Inside or outside, it doesn’t really matter
You might think, “I’m just sending our new major donor’s contact details to Susan in the office next door.” Which might be fine, unless Susan reads it (or re-reads it later) on her phone, or using a public wifi network at the airport, or in a Starbucks, or in her hotel room.
In that event, chances are good that that information is riding the rails internationally, bouncing from open server to open server. From your computer to California to Boston to China to India to Israel to Canada to Susan, all in the space of a few milliseconds. The internet doesn’t see borders. It just sends data along the speediest route using the least-busy nodes it sees. But in the blink of an eye your email can be syphoned off and saved as a snack for someone later to phish you or Susan. Or your new donor.
Unsecure email servers have been a hot topic recently in political news. No matter where you sit on that particular subject, I think we can all agree that taking security seriously is always the best option. Big breaches have a tendency to make us aware of things we may not have thought much about before, but once they’ve happened, we have no excuse for not taking precautions if we can.
Because you really don’t want to have your organization’s name be the first thing people see on CNN in the morning and forevermore think of you when “Spectacular Data Breach” is mentioned. Or be the person on the team who unknowingly gave the vault key to hackers that ransom your organization’s sensitive data back to you.
So how can you help protect yourself and your organization?
- Don’t send any sensitive data by email, even internally, unless you know that your email is encrypted. (and even then, consider not doing it in case your account becomes compromised). Our rule here at HBG is this: If the email (or piece of paper) has a name or a number on it, it’s sensitive data.
- If you don’t know if your email is encrypted and you must use that method of communication, create a document with the information, password protect the document, and email it to the recipient. Be smart here: emailing or texting the password completely negates the security; pre-arrange a password or call the recipient and relay it verbally. (Or, since you’re talking with them, just go ahead and share the information that way if you can).
- Many organizations have internal shared servers, and if yours does, use it. Simply create a folder, put documents you want to share inside, and tell the recipient where it is. If you need to share information externally, skip email altogether and use a secure file-sharing service like Dropbox or Nomadesk.
- Don’t share documents, names, numbers, or passwords through instant messaging programs unless you know it’s encrypted. (and even then…).
- If you print something with confidential information on it, use your shredder to get rid of it. Again, if a document has a name or number on it, play it safe and shred it when you’re finished.

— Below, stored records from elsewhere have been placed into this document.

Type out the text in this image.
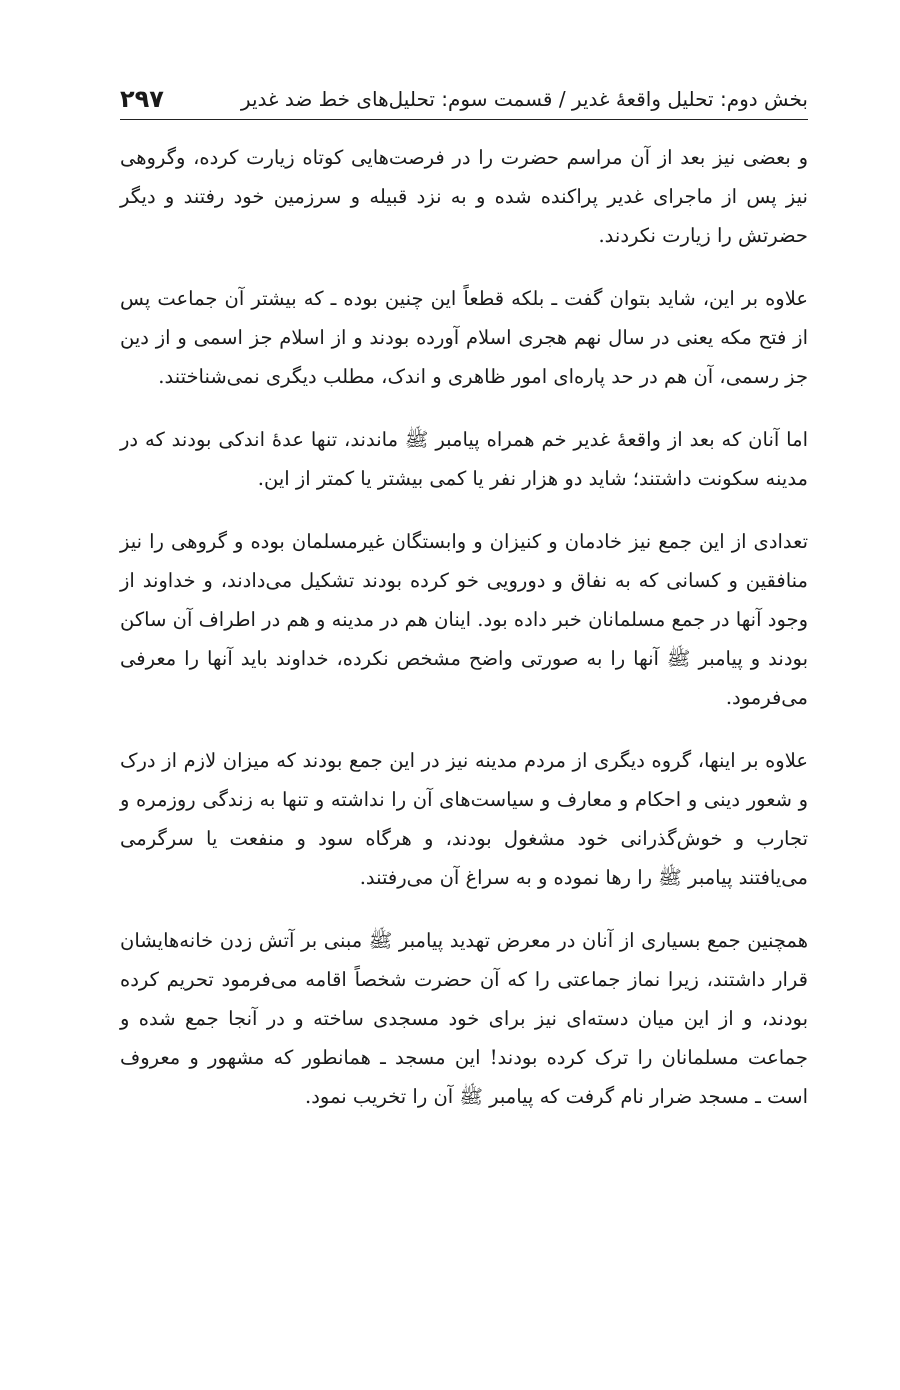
بخش دوم: تحلیل واقعهٔ غدیر / قسمت سوم: تحلیل‌های خط ضد غدیر
۲۹۷

و بعضی نیز بعد از آن مراسم حضرت را در فرصت‌هایی کوتاه زیارت کرده، وگروهی نیز پس از ماجرای غدیر پراکنده شده و به نزد قبیله و سرزمین خود رفتند و دیگر حضرتش را زیارت نکردند.

علاوه بر این، شاید بتوان گفت ـ بلکه قطعاً این چنین بوده ـ که بیشتر آن جماعت پس از فتح مکه یعنی در سال نهم هجری اسلام آورده بودند و از اسلام جز اسمی و از دین جز رسمی، آن هم در حد پاره‌ای امور ظاهری و اندک، مطلب دیگری نمی‌شناختند.

اما آنان که بعد از واقعهٔ غدیر خم همراه پیامبر ﷺ ماندند، تنها عدهٔ اندکی بودند که در مدینه سکونت داشتند؛ شاید دو هزار نفر یا کمی بیشتر یا کمتر از این.

تعدادی از این جمع نیز خادمان و کنیزان و وابستگان غیرمسلمان بوده و گروهی را نیز منافقین و کسانی که به نفاق و دورویی خو کرده بودند تشکیل می‌دادند، و خداوند از وجود آنها در جمع مسلمانان خبر داده بود. اینان هم در مدینه و هم در اطراف آن ساکن بودند و پیامبر ﷺ آنها را به صورتی واضح مشخص نکرده، خداوند باید آنها را معرفی می‌فرمود.

علاوه بر اینها، گروه دیگری از مردم مدینه نیز در این جمع بودند که میزان لازم از درک و شعور دینی و احکام و معارف و سیاست‌های آن را نداشته و تنها به زندگی روزمره و تجارب و خوش‌گذرانی خود مشغول بودند، و هرگاه سود و منفعت یا سرگرمی می‌یافتند پیامبر ﷺ را رها نموده و به سراغ آن می‌رفتند.

همچنین جمع بسیاری از آنان در معرض تهدید پیامبر ﷺ مبنی بر آتش زدن خانه‌هایشان قرار داشتند، زیرا نماز جماعتی را که آن حضرت شخصاً اقامه می‌فرمود تحریم کرده بودند، و از این میان دسته‌ای نیز برای خود مسجدی ساخته و در آنجا جمع شده و جماعت مسلمانان را ترک کرده بودند! این مسجد ـ همانطور که مشهور و معروف است ـ مسجد ضرار نام گرفت که پیامبر ﷺ آن را تخریب نمود.
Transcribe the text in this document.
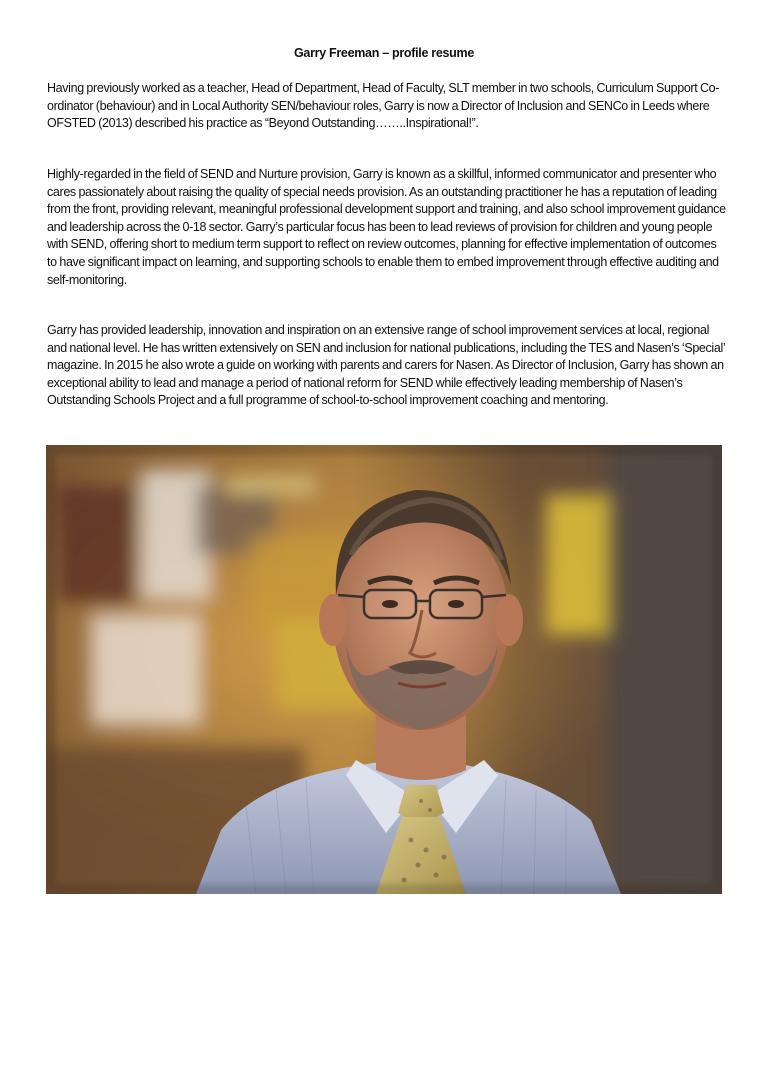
Garry Freeman – profile resume
Having previously worked as a teacher, Head of Department, Head of Faculty, SLT member in two schools, Curriculum Support Co-ordinator (behaviour) and in Local Authority SEN/behaviour roles, Garry is now a Director of Inclusion and SENCo in Leeds where OFSTED (2013) described his practice as “Beyond Outstanding……..Inspirational!”.
Highly-regarded in the field of SEND and Nurture provision, Garry is known as a skillful, informed communicator and presenter who cares passionately about raising the quality of special needs provision. As an outstanding practitioner he has a reputation of leading from the front, providing relevant, meaningful professional development support and training, and also school improvement guidance and leadership across the 0-18 sector. Garry’s particular focus has been to lead reviews of provision for children and young people with SEND, offering short to medium term support to reflect on review outcomes, planning for effective implementation of outcomes to have significant impact on learning, and supporting schools to enable them to embed improvement through effective auditing and self-monitoring.
Garry has provided leadership, innovation and inspiration on an extensive range of school improvement services at local, regional and national level. He has written extensively on SEN and inclusion for national publications, including the TES and Nasen’s ‘Special’ magazine. In 2015 he also wrote a guide on working with parents and carers for Nasen. As Director of Inclusion, Garry has shown an exceptional ability to lead and manage a period of national reform for SEND while effectively leading membership of Nasen’s Outstanding Schools Project and a full programme of school-to-school improvement coaching and mentoring.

- If an email looks weird, or doesn’t make sense, wait before opening any attachments. If your “colleague” is asking you to open attachments that just don’t sound kosher, or if they’re writing in a style that doesn’t quite sound like the person you know, call and verify that it really came from them. If you have an IT department, notify them that your organization may be being targeted by phishing.
- Keep calm, maintain a healthy dose of skepticism, and take time to really get to know your colleagues. Alisa’s quick thinking and BS-o-meter played an important role, for sure. Her demand for not one but three secret answers still makes me smile as I write this. It was another great illustration of the importance (and benefit) of communication, collaboration, and collegiality.
A split-second decision on your part really could alter your organization’s financial future. Playing it safe may be a short-term hassle, but you’ll never be sorry.